Hint in integration $\int\frac{x^{2}}{\left(x\cos x-\sin x \right )\left( x\sin x+\cos x \right )}\,\mathrm{d}x$

Question

In the following integration

$$\int \frac{x^{2}}{\left ( x\cos x-\sin x \right )\left ( x\sin x+\cos x \right )}\, \mathrm{d}x$$

I tried alot. But does not get any proper start.
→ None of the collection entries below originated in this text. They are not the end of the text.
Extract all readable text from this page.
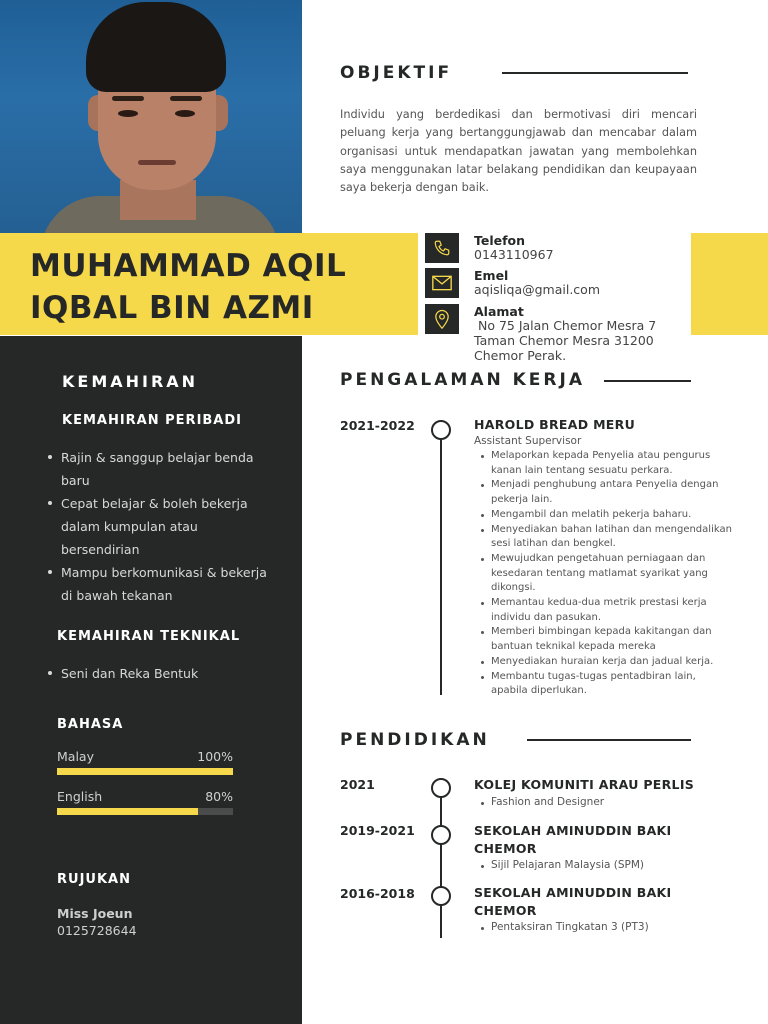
MUHAMMAD AQIL IQBAL BIN AZMI
OBJEKTIF
Individu yang berdedikasi dan bermotivasi diri mencari peluang kerja yang bertanggungjawab dan mencabar dalam organisasi untuk mendapatkan jawatan yang membolehkan saya menggunakan latar belakang pendidikan dan keupayaan saya bekerja dengan baik.
Telefon
0143110967
Emel
aqisliqa@gmail.com
Alamat
No 75 Jalan Chemor Mesra 7
Taman Chemor Mesra 31200
Chemor Perak.
KEMAHIRAN
KEMAHIRAN PERIBADI
Rajin & sanggup belajar benda baru
Cepat belajar & boleh bekerja dalam kumpulan atau bersendirian
Mampu berkomunikasi & bekerja di bawah tekanan
KEMAHIRAN TEKNIKAL
Seni dan Reka Bentuk
BAHASA
Malay	100%
English	80%
RUJUKAN
Miss Joeun
0125728644
PENGALAMAN KERJA
2021-2022	HAROLD BREAD MERU
Assistant Supervisor
Melaporkan kepada Penyelia atau pengurus kanan lain tentang sesuatu perkara.
Menjadi penghubung antara Penyelia dengan pekerja lain.
Mengambil dan melatih pekerja baharu.
Menyediakan bahan latihan dan mengendalikan sesi latihan dan bengkel.
Mewujudkan pengetahuan perniagaan dan kesedaran tentang matlamat syarikat yang dikongsi.
Memantau kedua-dua metrik prestasi kerja individu dan pasukan.
Memberi bimbingan kepada kakitangan dan bantuan teknikal kepada mereka
Menyediakan huraian kerja dan jadual kerja.
Membantu tugas-tugas pentadbiran lain, apabila diperlukan.
PENDIDIKAN
2021	KOLEJ KOMUNITI ARAU PERLIS
Fashion and Designer
2019-2021	SEKOLAH AMINUDDIN BAKI
CHEMOR
Sijil Pelajaran Malaysia (SPM)
2016-2018	SEKOLAH AMINUDDIN BAKI
CHEMOR
Pentaksiran Tingkatan 3 (PT3)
Can anybody provide me a hint.

Answer 1

Hint. One may observe the following trick $$ \begin{align} \frac{x^2}{(x \cos x-\sin x)(x\sin x+\cos x)}&=\frac{x\cos x(x \cos x-\sin x)+x\sin x(x\sin x+\cos x)}{(x \cos x-\sin x)(x\sin x+\cos x)} \\\\&=\frac{x\cos x}{x\sin x+\cos x}+\frac{x \sin x}{x \cos x-\sin x} \\\\&=\frac{(x\sin x+\cos x)'}{(x\sin x+\cos x)}-\frac{(x \cos x-\sin x)'}{(x \cos x-\sin x)} \end{align} $$ then one may conclude.

Answer 2

Notice $$x^{2}=x^2\left ( \sin^2x+\cos^2x \right )$$ then \begin{align*} \int \frac{x^{2}}{\left ( x\cos x-\sin x \right )\left ( x\sin x+\cos x \right )}\, \mathrm{d}x&=\int \frac{x^2\left ( \sin^2x+\cos^2x \right )}{\left ( x\cos x-\sin x \right )\left ( x\sin x+\cos x \right )}\, \mathrm{d}x\\ &=\int \frac{x\cos x}{x\sin x+\cos x}\, \mathrm{d}x+\int \frac{x\sin x}{x\cos x-\sin x}\, \mathrm{d}x\\ &=\ln\left | x\sin x+\cos x \right |-\ln\left | x\cos x-\sin x \right |+C \end{align*}